The website is absolutely not served from the ST. It’s not going to be served from the PC next to it either. It’ll be a Squarespace or cloud-hosted Wordpress or similar, like nearly every website in the world. There’s no reason or advantage to hosting a site on your local computer and it’s a huge security risk to boot.
SSL was basically the death knell for getting retro hardware on the web. Until https, you could still get 16 bit machines and even some 8-bits to parse simple HTML and render a page. The TCP/IP stack needs to be handled on dedicated hardware for the 8-bits. Some 16-bits like the Amiga and Apple IIgs can just barely manage that in software. SSL though is right out. Just verifying a certificate takes more horsepower than any machine from that era can muster in a week. Encryption is hard. It’s still possible through a bridge like a Raspberry Pi, and there are some SSL hardware cards, but the standards keep evolving and these machines are being left way behind.

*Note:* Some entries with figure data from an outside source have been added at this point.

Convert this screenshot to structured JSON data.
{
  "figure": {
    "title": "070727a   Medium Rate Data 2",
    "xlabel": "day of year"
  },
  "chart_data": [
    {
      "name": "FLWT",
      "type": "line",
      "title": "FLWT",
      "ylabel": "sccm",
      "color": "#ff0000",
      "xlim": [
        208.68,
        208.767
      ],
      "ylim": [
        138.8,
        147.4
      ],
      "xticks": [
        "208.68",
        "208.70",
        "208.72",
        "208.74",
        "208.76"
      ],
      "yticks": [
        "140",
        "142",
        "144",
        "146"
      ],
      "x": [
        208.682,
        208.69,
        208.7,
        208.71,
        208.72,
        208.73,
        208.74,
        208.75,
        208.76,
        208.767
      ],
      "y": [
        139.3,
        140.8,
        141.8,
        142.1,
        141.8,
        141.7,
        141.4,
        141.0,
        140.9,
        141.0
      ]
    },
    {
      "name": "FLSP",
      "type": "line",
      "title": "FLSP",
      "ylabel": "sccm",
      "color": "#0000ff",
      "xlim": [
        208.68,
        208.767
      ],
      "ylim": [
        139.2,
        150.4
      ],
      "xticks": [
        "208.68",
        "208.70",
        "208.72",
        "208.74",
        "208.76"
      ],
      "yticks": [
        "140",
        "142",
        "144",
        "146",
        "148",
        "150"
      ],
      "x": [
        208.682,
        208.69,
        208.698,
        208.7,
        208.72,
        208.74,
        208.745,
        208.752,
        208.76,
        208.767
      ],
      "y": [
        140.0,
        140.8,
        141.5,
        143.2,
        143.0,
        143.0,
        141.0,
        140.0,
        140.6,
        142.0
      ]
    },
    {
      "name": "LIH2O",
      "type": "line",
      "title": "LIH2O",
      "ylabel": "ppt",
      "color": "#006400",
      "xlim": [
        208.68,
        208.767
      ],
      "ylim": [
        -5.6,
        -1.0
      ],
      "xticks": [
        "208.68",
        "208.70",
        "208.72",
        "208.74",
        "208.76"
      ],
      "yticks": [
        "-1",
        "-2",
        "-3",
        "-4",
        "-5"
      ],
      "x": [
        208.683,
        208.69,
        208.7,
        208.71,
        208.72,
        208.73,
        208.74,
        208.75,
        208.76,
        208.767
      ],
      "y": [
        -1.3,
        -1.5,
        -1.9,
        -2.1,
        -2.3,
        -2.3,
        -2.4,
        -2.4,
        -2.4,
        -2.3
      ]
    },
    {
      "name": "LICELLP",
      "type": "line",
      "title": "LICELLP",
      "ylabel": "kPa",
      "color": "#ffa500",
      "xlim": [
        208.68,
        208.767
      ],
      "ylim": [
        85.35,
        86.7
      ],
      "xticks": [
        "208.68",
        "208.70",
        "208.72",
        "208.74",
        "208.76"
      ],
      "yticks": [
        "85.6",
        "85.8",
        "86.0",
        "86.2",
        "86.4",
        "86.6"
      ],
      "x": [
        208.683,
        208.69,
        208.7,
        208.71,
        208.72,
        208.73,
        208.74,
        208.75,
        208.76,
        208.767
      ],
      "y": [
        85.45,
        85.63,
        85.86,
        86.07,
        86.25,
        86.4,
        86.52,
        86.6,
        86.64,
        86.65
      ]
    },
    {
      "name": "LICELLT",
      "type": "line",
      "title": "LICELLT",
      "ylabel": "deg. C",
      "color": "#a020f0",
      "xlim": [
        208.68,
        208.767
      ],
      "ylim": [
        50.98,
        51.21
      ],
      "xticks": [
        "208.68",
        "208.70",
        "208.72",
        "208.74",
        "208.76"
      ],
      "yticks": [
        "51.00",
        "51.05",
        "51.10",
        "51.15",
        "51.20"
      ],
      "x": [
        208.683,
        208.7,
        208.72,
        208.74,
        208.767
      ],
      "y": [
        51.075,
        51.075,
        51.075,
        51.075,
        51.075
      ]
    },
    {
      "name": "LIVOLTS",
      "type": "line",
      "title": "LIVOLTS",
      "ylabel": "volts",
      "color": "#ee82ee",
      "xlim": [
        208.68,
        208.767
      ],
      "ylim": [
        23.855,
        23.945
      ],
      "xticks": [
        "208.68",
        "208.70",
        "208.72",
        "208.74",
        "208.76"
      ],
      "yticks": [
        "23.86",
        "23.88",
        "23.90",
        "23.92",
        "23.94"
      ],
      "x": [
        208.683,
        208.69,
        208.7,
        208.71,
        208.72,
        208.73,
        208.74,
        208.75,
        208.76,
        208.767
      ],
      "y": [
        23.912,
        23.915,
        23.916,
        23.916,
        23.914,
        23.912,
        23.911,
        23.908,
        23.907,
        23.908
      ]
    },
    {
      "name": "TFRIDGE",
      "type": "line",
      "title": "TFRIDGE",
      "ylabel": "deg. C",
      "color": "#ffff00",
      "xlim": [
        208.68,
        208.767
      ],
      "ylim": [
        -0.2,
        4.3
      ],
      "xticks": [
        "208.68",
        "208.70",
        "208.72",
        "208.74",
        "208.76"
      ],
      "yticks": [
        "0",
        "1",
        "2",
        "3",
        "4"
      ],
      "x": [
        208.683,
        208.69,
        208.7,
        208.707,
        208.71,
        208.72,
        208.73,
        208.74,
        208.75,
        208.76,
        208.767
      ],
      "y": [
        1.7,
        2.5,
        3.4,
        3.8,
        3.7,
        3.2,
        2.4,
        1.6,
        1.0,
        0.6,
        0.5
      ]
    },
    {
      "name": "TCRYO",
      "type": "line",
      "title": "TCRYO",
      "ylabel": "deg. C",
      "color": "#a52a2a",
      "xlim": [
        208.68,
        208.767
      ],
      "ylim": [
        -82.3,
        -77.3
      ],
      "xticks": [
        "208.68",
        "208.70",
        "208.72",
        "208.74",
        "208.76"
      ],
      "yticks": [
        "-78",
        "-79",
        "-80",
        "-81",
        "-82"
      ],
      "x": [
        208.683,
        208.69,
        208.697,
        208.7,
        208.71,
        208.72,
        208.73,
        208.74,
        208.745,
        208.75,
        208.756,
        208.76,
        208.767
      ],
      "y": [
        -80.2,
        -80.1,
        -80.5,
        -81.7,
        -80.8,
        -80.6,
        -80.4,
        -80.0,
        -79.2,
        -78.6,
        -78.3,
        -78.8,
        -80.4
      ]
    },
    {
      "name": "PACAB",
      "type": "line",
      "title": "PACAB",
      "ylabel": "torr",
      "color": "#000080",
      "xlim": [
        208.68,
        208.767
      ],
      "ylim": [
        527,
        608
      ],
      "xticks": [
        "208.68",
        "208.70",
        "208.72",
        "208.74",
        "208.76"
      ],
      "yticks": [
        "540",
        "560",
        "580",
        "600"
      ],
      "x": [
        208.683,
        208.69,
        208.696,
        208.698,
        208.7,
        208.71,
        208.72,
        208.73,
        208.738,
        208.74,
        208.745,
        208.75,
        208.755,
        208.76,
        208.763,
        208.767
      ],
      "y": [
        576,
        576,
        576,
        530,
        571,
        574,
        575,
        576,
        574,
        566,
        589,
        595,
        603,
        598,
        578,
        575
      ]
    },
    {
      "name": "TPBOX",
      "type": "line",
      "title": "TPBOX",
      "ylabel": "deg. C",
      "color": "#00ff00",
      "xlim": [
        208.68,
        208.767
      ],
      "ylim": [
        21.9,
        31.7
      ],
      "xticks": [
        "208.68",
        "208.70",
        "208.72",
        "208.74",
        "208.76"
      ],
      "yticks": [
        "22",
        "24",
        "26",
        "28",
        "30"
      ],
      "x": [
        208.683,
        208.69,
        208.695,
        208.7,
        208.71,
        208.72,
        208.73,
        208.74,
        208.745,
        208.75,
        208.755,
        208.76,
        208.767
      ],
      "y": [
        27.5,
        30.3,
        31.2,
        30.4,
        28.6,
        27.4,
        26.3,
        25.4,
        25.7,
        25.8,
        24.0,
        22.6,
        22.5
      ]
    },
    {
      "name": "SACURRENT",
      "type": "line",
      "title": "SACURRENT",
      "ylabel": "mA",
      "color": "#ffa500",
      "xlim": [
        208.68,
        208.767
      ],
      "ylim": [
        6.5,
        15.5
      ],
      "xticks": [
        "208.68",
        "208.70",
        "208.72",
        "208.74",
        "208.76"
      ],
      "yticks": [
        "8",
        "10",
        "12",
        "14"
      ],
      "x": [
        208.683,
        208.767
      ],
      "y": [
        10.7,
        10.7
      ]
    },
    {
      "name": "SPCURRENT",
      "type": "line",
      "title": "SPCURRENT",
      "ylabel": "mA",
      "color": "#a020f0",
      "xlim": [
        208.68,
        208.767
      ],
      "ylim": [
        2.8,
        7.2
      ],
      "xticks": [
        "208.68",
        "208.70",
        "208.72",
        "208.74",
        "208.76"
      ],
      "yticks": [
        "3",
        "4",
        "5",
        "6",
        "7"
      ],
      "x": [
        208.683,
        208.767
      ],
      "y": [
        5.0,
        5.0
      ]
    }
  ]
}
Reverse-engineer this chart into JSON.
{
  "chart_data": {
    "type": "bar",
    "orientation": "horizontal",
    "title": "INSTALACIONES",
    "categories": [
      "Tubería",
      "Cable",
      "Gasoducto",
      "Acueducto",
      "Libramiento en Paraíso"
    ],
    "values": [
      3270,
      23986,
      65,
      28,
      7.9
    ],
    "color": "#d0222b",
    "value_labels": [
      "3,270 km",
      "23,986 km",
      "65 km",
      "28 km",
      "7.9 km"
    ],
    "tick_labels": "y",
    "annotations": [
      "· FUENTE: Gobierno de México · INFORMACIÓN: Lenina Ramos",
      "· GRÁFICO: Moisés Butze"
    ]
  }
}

I was surprised how many things there are like that in industry. “The vendor went out of business 10 years ago, nobody knows how it works, if you unplug it then [crucial feature x] stops working, just don’t touch it ok?”
Not every site, but enough that I’m no longer shocked.
That monitor is adorable (a word I’ve only used when describing my gal, my niece, and cats.)
It loads too quickly to be Wordpress and there isn’t 3Mb of unnecessary crap so it can’t be Squarespace.